Environment and the set of utilities for querying, analyzing and cleaning the data The details abut this project are available in Build SQL Data Platform on Medium.
By installing and using this solution you are acknowledging that you have read and agreed with licensing terms. If you do not agree, you are forbidden to use this code.
- Install Docker and verify it works
- Load and start MySQL Docker container, create sqllab user and sqllab database (see the article)
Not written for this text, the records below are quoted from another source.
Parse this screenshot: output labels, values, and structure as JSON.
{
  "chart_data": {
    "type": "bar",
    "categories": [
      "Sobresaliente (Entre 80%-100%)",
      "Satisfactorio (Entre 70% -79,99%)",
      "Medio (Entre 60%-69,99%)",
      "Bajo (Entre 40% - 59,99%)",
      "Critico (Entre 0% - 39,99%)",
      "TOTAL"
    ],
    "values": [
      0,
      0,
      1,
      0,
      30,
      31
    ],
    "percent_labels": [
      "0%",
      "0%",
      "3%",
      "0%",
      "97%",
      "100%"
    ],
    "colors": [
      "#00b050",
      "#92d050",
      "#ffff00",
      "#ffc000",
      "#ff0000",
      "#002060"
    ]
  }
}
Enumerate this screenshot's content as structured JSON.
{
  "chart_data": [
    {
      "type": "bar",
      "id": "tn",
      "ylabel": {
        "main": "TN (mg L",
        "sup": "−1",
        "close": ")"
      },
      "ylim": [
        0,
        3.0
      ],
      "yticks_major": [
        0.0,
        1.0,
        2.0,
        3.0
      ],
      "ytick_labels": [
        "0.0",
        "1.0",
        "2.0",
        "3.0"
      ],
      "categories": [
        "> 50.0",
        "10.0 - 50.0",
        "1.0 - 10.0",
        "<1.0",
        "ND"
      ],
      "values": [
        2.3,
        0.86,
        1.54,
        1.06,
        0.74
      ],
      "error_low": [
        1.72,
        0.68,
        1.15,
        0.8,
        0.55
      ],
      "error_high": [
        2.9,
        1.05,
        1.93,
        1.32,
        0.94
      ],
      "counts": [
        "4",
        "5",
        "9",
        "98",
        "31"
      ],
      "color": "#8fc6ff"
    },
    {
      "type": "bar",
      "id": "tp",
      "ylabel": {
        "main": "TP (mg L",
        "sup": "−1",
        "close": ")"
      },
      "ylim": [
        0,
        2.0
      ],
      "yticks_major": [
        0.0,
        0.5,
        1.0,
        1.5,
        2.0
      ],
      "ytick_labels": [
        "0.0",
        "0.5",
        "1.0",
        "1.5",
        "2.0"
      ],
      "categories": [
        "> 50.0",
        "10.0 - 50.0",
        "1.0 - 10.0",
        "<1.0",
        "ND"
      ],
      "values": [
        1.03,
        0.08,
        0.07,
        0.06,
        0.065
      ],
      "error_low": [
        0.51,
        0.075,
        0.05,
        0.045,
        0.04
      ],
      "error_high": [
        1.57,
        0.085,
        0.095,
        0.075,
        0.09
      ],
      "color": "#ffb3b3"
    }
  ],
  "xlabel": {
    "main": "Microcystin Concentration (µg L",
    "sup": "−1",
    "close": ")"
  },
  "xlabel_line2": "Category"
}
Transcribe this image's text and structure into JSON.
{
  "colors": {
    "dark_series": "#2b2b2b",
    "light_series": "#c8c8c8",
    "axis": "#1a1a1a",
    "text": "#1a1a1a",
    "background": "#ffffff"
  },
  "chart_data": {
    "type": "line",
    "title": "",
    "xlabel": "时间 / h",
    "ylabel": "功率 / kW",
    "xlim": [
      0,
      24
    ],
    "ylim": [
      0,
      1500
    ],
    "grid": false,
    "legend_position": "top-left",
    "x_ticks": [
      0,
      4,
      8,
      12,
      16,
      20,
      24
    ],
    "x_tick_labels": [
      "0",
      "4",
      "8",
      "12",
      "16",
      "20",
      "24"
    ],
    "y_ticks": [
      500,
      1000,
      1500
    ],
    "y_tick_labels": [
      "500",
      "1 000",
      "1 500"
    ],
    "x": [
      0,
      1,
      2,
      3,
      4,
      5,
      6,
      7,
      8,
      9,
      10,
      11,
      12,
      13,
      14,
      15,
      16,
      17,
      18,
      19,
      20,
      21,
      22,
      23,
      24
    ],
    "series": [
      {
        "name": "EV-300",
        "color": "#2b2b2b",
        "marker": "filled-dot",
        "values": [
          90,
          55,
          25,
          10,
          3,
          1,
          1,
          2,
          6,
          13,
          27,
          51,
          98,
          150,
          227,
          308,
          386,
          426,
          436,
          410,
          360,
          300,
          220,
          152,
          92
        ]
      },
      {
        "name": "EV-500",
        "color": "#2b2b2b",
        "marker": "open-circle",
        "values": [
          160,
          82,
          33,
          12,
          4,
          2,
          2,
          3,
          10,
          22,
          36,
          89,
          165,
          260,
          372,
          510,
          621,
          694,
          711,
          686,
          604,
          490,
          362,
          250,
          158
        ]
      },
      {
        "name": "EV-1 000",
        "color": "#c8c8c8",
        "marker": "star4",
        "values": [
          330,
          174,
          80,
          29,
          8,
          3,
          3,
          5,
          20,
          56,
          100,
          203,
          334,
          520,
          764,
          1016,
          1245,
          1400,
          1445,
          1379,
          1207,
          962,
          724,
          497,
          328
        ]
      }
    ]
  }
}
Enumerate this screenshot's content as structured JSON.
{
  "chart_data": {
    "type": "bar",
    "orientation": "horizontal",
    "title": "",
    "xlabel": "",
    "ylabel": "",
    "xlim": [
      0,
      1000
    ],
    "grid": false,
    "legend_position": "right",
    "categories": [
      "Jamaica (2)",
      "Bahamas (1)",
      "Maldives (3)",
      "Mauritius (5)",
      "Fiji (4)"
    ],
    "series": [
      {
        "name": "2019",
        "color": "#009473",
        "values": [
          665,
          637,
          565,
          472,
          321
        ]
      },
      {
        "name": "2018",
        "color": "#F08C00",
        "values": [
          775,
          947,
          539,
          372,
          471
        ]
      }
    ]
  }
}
- Create 4 tables in the customer sales model
- Create .env file from env_template.env in the same directory as code files and replace placeholders with proper credentials and values for MySQL database
- Execute faker_test.py to create test data, or use Mockaroo to create data sets and then load them
- Connect via Jupyter or other tools to connect with Pandas, or directly as SQL
Directory | Description |
---|---|
sql | SQL scripts (table creation, user creation, etc.) |
data | data files |
File | Description |
---|---|
.env_template | template for .env file creation (used for dotenv module) |
requirements.txt | Libraries required for the solution |
initialize_containers.sh | Load and start MySQL Docker container |
retrieval_demo.py | Showcase data retrieval options (pandas vs. native SQL) |
faker_demo.py | Generate mock data and load into the database |
mock_demo.py | Using inherited class to simulate product categories |
test_faker_test.py | Unit test file |
build_tables.sql | Build 4 tables in customer sales data model |
user_setup.sql | Create a sqllab database user and the database |
load_prod_cat.sql | Load product categories |
README.md | This file |
LICENSE | License file |
- Installed Python (virtual environment) and required modules (see requirements.txt file)
The code has been developed on MacOS. It can be ported easily to other Linux, or Windows.